Without limitation, the following is provided in the context of fabricating ESD protection circuits. Electrostatic discharge (ESD) is a continuing problem in the design, manufacture, and utilization of semiconductor devices. For example, a major source of ESD exposure to integrated circuits (ICs) and other electronic devices is from the human body (as described by the “Human Body Model” or HBM, for example). In this situation, a packaged IC acquires a charge when it is held by a human who is electrostatically charged (e.g., from walking across carpeting). A charge of about 0.6 μC can be induced on a body capacitance of 150 pF, for example, leading to electrostatic potentials of 4 kV or greater and discharging peak currents of several amperes to the IC for about 100 ns, for example. A second source of ESD is from metallic objects (e.g., as described by the “Machine model” or MM), which is characterized by a greater capacitance, lower internal resistance and transients that have significantly higher rise times and current levels than the HBM ESD source. A third source is described by the “charged device model” (CMD), in which the IC itself becomes charged and discharges to ground in rise times less than 500 ps in the opposite direction than the HBM and MM ESD sources. Furthermore, different types of electrical overstresses during circuit operation are defined in standards dedicated to specific applications like set-top boxes, automotive systems, mobile and handheld devices, laptops and desktops, etc.

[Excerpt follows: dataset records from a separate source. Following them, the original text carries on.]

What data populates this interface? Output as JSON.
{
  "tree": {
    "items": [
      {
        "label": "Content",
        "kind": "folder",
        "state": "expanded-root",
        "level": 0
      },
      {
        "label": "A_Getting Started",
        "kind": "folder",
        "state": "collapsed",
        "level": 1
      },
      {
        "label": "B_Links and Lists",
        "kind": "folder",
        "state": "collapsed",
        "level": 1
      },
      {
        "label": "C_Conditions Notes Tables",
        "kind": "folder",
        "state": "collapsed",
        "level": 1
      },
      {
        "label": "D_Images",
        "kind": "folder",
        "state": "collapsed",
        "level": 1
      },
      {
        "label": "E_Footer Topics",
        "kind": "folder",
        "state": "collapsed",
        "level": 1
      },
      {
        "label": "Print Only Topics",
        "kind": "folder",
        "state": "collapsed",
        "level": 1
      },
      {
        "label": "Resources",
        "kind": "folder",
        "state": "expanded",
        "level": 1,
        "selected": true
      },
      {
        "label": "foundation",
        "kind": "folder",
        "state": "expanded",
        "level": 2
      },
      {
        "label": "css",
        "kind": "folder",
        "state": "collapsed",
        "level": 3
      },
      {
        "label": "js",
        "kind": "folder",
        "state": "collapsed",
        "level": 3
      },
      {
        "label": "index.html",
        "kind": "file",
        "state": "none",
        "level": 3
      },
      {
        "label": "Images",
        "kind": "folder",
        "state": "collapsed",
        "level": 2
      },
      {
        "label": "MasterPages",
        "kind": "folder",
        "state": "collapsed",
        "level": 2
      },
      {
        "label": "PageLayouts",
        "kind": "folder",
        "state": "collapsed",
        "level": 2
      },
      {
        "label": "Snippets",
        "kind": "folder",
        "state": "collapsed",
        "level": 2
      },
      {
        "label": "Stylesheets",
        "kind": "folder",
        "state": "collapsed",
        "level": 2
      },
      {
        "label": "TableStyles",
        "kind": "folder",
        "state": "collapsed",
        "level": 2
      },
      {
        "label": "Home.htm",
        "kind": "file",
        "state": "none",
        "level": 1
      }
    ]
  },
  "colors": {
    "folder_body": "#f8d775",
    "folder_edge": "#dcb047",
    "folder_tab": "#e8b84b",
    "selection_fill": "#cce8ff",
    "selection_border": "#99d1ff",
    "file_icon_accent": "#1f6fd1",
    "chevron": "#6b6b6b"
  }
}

During ESD events, current is typically discharged between one or more pins or pads exposed to the outside of an IC chip. Such ESD current flows from the pad to ground through vulnerable circuitry in the IC, which may not be designed to carry such currents. Many ESD protection techniques have been employed to reduce or mitigate the adverse effects of ESD events in IC devices. Typically, conventional ESD protection schemes for ICs employ peripheral circuits to carry the ESD currents from the pin or pad of the device to ground by providing a low impedance path thereto. In this way, the ESD currents flow through the protection circuitry, rather than through the more susceptible circuits in the chip.
As the advances in the design of ICs continue to take place, including ever-shrinking line geometries, improvements in ESD protection techniques and circuits are also being continually sought.